Who wants cucumber on their salad? We got a big fresh one and there's plenty to go around. Just be careful if you want to shove it up your ass. You don't want it getting stuck up there and have to explain it to the doctor.
If youre gonna do that why use such a small cucumber?
cucumbers get anywere they should be kept on a lead at all times
I was wondering where I lost that.
She could have saved a lot of money if she just pushed.
He'll shit bricks once he sees the medical bill.
I was just walking down the street minding my own business when all of a sudden I trip and fell on this huge cucumber.

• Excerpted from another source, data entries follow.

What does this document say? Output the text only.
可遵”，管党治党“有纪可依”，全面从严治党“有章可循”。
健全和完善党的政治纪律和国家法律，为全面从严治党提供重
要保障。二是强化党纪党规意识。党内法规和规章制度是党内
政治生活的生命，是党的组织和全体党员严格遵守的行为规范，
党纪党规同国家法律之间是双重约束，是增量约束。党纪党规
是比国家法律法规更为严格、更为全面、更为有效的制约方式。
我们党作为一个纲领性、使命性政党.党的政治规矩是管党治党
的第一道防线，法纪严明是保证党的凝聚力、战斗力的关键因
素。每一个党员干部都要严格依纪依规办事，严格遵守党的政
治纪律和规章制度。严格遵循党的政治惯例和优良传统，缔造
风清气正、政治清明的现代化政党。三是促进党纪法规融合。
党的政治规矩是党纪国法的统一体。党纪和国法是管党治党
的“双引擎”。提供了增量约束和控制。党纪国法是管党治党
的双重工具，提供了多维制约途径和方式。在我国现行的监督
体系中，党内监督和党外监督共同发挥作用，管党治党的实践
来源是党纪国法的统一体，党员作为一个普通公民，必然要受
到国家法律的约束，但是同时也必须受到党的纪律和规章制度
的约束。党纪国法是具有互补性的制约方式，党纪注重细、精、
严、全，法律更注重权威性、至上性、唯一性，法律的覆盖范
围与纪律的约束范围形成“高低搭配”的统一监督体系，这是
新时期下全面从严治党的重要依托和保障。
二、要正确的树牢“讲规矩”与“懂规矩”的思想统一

Honest Injun Doc.
That's one big ass Bot Fly.
One in a million doc, one in a million.
Not easy to be in a fraternity these days!
My friend an ER surgeon said that shit happens on a regular basis
Umm next time I'll chop it up before I eat it doc.
\"That's weird... I don't remember eating cucumber doc...\"
don't let it go to waste, cut it up and throw it in the salad
that's not what the docs meant by taking in more fiber
Probably from eating the seeds eh doc.
Well that's one way to prevent the seeds from getting mixed in your shit
Home-made tsaziki recipe taken on the innaneh'...
@pussysurveyor, how much did this cost you!?
HO HO HO green giant!!!
What is with this Mother FuckerS Shoving SHIT, Stuff, Up their ASSES Only to to have the SHIT Go in to Far and can not get It Out. Only to end up in the Hospital to have the SHIT REMOVED, The Staff DO NOT What to See or Get in Involved in Your MF" SHITTY SITUATION...
@kanada: The doc would say "Right, all ready then..."
Sincerely, Robert Hallock
I keep getting pop-ups from this site so it's hasta la vista..
^^^^ you got Ebola, go quarantine yourself.
Dude why'd ya do that ?
Eating healthy, You did it wrong.
Man. I'd like to see a video of this prick walking Around. Wonder if he walks like he's holding in a huge fart.
The I'm no expert on having things inserted in my ass, but from a practical point of view couldn't the first 12" of that cucumber do the trick? Could have left a handle of a few inches anyway. "What are you here for?" "been having some mild discomfort in my anal region"
I've always said Veggi Tales was gay!
i just ate a footlong cucumber and im still hungry
@dorm. That's because it belongs in the front door and not the back man.
@thedoctor, bust out the credit card and buy a VIP. Then those pop ups won't happen!!
So that's how Rockinron perforated his rectum and died.
I woke up like this doc, honestly.
I bet that felt good..
And that's how pickles are made.
hi, my name is ronski; and welcome to jackass!
longhungwong id hate to see your missus, im sure that's a blokes arse !!!!!!!!!!!!!!